Singer-songwriter-turned mask-maker Hayley Harland is one half of indie-folk duo, TYGERMYLK, who has taken to cramming herself into a tiny old Kia during lockdown to perform gigs. Headliner catches up with her in between serenading fans in the back of her car.
Hayley Harland used to write songs, but now she makes masks. One half of Brighton-based indie-folk duo, TYGERMYLK (derived from the nickname of her childhood park ‘Milky Tigers’ and the 1996 Belle and Sebastian album), Harland and Aurora Bennett surfaced last year with debut single, What God Would Keep Us Apart – a heartbreaking song about Harland’s first love, whose parents locked away for two weeks after discovering their daughter was gay.
Since releasing their debut single, Harland and Bennett set to work on their first record, although the lockdown period hasn’t resulted in epic studio hours, as mask-making has taken over for Harland:
“Basically I make a face mask with tigers on it, and then for every face mask that is bought, one then gets donated to a key worker,” she says, speaking to Headliner from inside a tiny old Kia that used to belong to her grandad. She has recently been using the car as a makeshift live gig venue.
Currently staying with her parents in the land of no signal, Harland regularly drives to the top of the hill behind their house, parking right next to a mobile phone mast to ensure ultimate connectivity for gigs – and phone interviews.
“We're in quite a rural area and the Wi Fi comes down a little telephone line – and it is very rubbish,” she explains, admitting that she feels slightly guilty for saying that she’s feeling surprisingly upbeat despite the global pandemic.
“I think it's just because I've done one of those personality tests, and every time I do it, I come off as an introvert. And although I don't feel like an introvert, I actually really prefer being alone and isolated and all of that stuff. Not having to go out and have social engagements suits me really well!”
Elaborating about performing from “the tiniest car in the word,” she says that although no one in her family wants to actually drive it, they can’t bear to let it go:
“I have to put down all the seats to be able to fit me and a guitar in.

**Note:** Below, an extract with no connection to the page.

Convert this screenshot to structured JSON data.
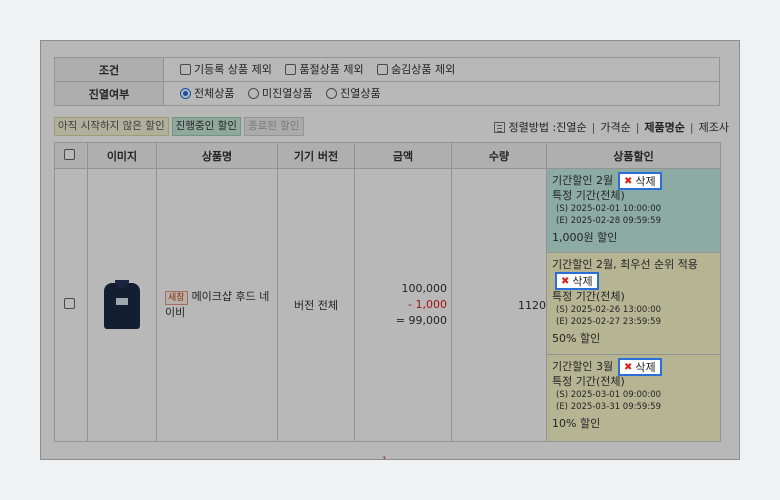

It was my grandpa’s. He sadly passed away a year ago, and he loved his car so much that no one wanted to get rid of it. But no one in the family wanted it because it is this shitty little Kia,” she laughs.
“It is so small; my uncle was driving it around for months before, and he just hated it because he couldn't properly fit his whole body in it. It's perfect for me because I'm small! I mean, I'm an average sized woman,” she corrects herself. “I'm small enough to fit in the car. I love it and it reminds me of him – and it's very easy to drive!”